E-commerce in China: An Insight into the World’s Biggest E-Commerce Market
When it comes to e-commerce in China, one can firmly state that the future is already here, or, at least the future that Amazon is striving for is already a reality in China.
In the Middle Kingdom, consumers can buy literally anything online, both goods and services, and get same day delivery at no extra cost. And 75% of the time, this will happen on a mobile device.
When I first came to China, I would have never thought that in a few months’ time I would be doing my grocery shopping on a smartphone while commuting. And now, that the only way I shop for pretty much everything.
In this article, I’ll explore the particularities of China e-commerce and explain how it is different from e-commerce in the West.
There are several important drivers of Chinese e-commerce that make it so advanced, such as a highly developed e-commerce ecosystem, efficient logistics infrastructure, an immensely large number of internet users (731 million) and their rising disposable income.
China’s highly developed e-commerce ecosystem
The B2C e-commerce market is dominated by Alibaba’s Tmall and Taobao that makes up for 51% of the B2C e-commerce market, followed by JD.com (see chart).
The role of these e-commerce giants should not be underestimated. I recently had an epiphany moment when one of our international clients expressed his concern that the official store of their brand on Tmall resulted in more sales than its official website.
The dominance of third-party platforms in some cases undermines the importance of retailers’ websites as for the majority of retailers, only 10% of their e-commerce revenue comes from brand-owned websites.
This means that it is very likely that a consumer will go directly to Tmall or its counterparts to search for a category or a specific brand and eventually buy it without consulting a brand’s site. As a result, many international brands have launched their Tmall official stores, including big luxury Maisons such as Burberry, Tag Heuer, Zenith, etc.
The power of data
The power of e-commerce giants is reinforced by the tremendous amount of data that lies in their hands. From awareness to purchase, the data that they own covers the entire customer journey.
Big players such as Alibaba start to unlock the power of data and analytics, enabling sellers to carry out advanced consumer segmentation and content personalisation.
Alibaba recently introduced Uni Marketing Suite based on its so-called “Unified ID” that tracks user behaviour across all Alibaba digital assets such as Tmall and Taobao marketplaces, Sina Weibo, Youku and location services, Gaode.
Unified ID enables advertisers to target users based on previous touchpoints within Alibaba’s ecosystem, as well as tailoring product recommendations, and personalising storefronts based on an individual user’s browsing and purchase history.
Global brands such as Nestlé, Unilever, and Metro are already partnering up with Alibaba to leverage the data of its 460 million customer base for personalised product recommendations on official Tmall stores, as well as for micro-targeted advertising messages (source: PwC, Total Retail 2017).
On top of that, brands can also personalise the look of their official stores’ homepage and use omnichannel resources that integrate online and offline commerce.
Given that Alibaba and Tencent can also tap into users’ mobile payment data with Alipay and WeChat Pay respectively, they can also track what users buy outside their platforms as long as they pay with mobile, that is something that is out of reach for Amazon.
Growth of Logistics Systems
The e-commerce boom comes hand in hand with rapidly growing logistics systems.

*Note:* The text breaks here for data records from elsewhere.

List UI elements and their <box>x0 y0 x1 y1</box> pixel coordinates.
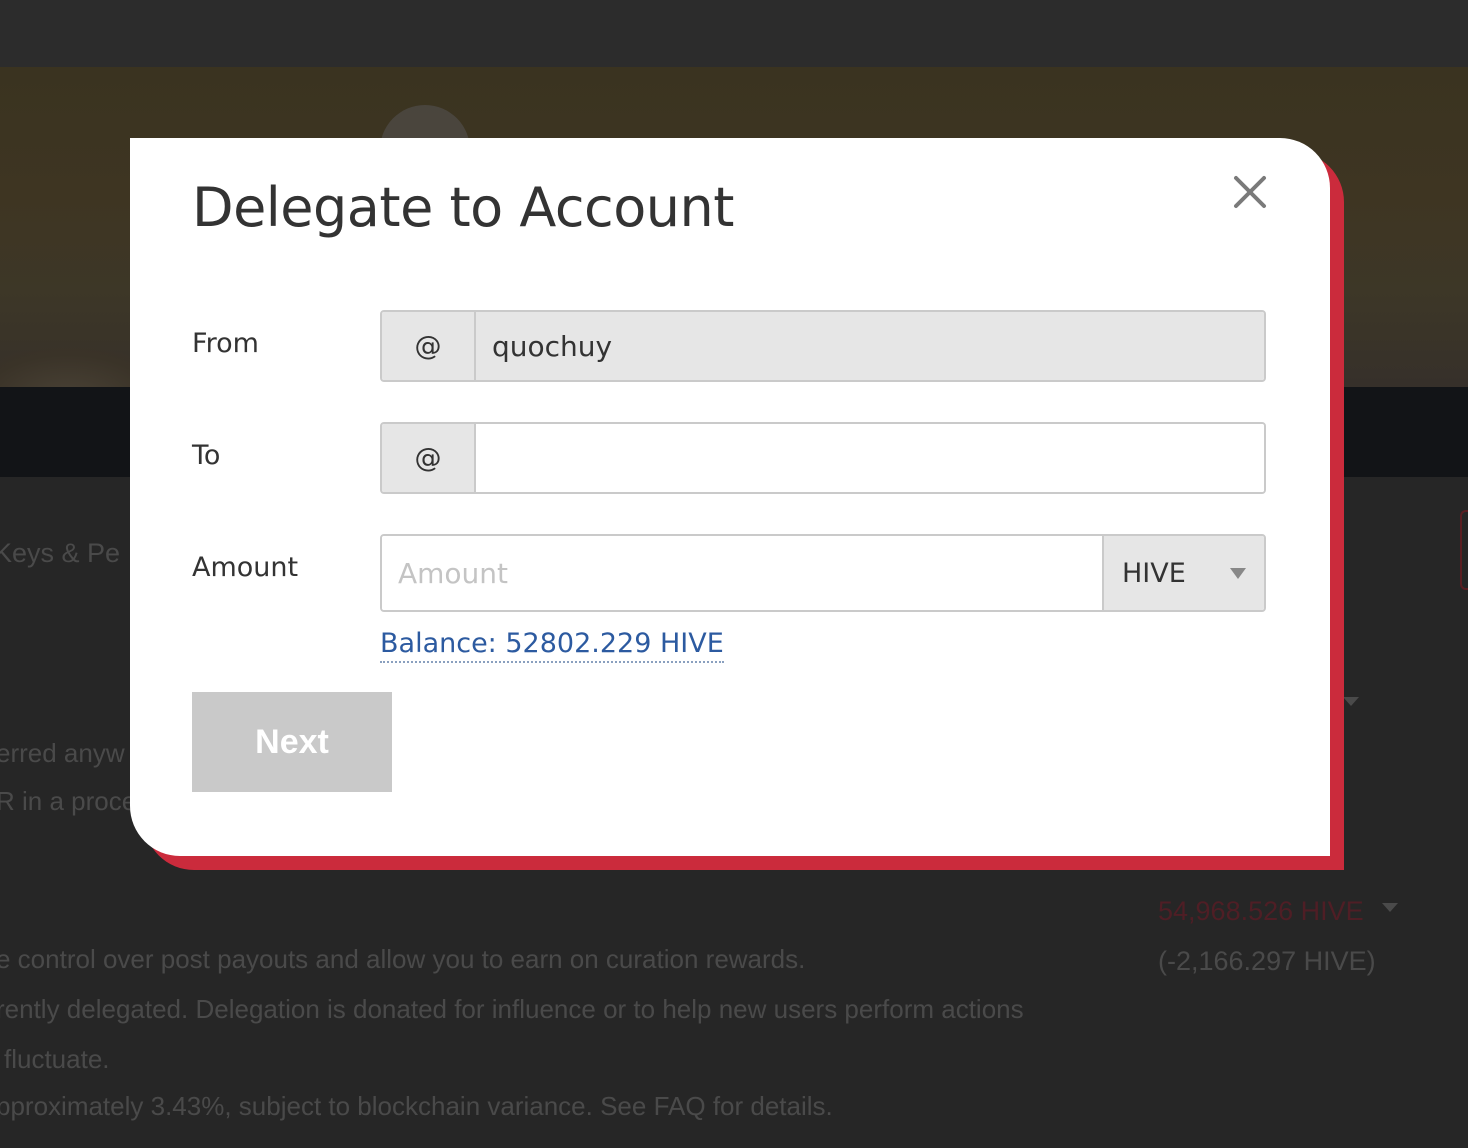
asset-select-value: HIVE <box>1122 557 1186 589</box>
balance-link[interactable]: Balance: 52802.229 HIVE <box>380 628 724 663</box>
description-line: e control over post payouts and allow yo… <box>0 944 806 974</box>
from-label: From <box>192 328 259 359</box>
chevron-down-icon[interactable] <box>1343 697 1359 706</box>
from-input-group: @ <box>380 310 1266 382</box>
next-button[interactable]: Next <box>192 692 392 792</box>
chevron-down-icon <box>1230 568 1246 579</box>
description-line: pproximately 3.43%, subject to blockchai… <box>0 1091 833 1121</box>
amount-input-group: HIVE <box>380 534 1266 612</box>
at-prefix: @ <box>382 424 476 492</box>
modal-title: Delegate to Account <box>192 176 734 239</box>
delegate-modal: Delegate to Account From @ To @ Amount H… <box>130 138 1330 856</box>
description-line: rently delegated. Delegation is donated … <box>0 994 1024 1024</box>
page: Keys & Pe erred anyw R in a proce 54,968… <box>0 0 1468 1148</box>
amount-label: Amount <box>192 552 299 583</box>
asset-select[interactable]: HIVE <box>1102 536 1264 610</box>
description-line: fluctuate. <box>4 1044 110 1074</box>
chevron-down-icon[interactable] <box>1382 903 1398 912</box>
background-button[interactable] <box>1460 510 1468 590</box>
description-line: R in a proce <box>0 786 137 816</box>
description-line: erred anyw <box>0 738 125 768</box>
top-bar <box>0 0 1468 67</box>
close-icon[interactable] <box>1230 172 1270 212</box>
amount-field[interactable] <box>382 536 1102 610</box>
delegated-amount: (-2,166.297 HIVE) <box>1158 946 1376 976</box>
from-field[interactable] <box>476 312 1264 380</box>
sidebar-tab-keys[interactable]: Keys & Pe <box>0 538 120 569</box>
hive-power-balance[interactable]: 54,968.526 HIVE <box>1158 896 1364 927</box>
close-button[interactable] <box>1230 172 1270 212</box>
to-field[interactable] <box>476 424 1264 492</box>
at-prefix: @ <box>382 312 476 380</box>
to-input-group: @ <box>380 422 1266 494</box>
to-label: To <box>192 440 221 471</box>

The express logistics market in China is now growing at a compound annual rate of more than 30%.
Chinese consumers are in a way spoilt with fast and often free delivery of their e-commerce orders which is enabled by cheap, labour intensive courier services.
This year on Single’s Day—Alibaba’s online buying fest that takes place every November 11—consumers ordered 812 million packages, across all Chinese websites, that needed delivery.
A vast and low-cost logistics system is a key factor that bolsters the spread of e-commerce among consumers as they can get express delivery at no or very little cost. It’s like having Amazon Prime without actually paying $99 per year to get fast delivery of your orders.
Online shopping over physical shopping
Online shopping is largely adopted by Chinese consumers, often favoured over physical shopping due to online-only promotions and deals. Buying stuff online has become so intrinsic to consumers’ shopping behaviour in China, that you rarely see people strolling around numerous malls that pop up across the country.
When talking to Chinese digital natives, they admit that shopping malls are no more than showrooms where they go in case they need to see a physical product before actually buying it online.
This trend has urged businesses to redefine the relationship between brick-and-mortar and online shopping, often referred to as ROPO (Research Online Purchase Offline).
China e-commerce has traits that make it distinctive from the rest of the world. These idiosyncrasies have to be taken into account when entering this highly lucrative and competitive market, that is projected to make up for 40.8% of total retails sales in China by 2021 (eMarketer, 2017).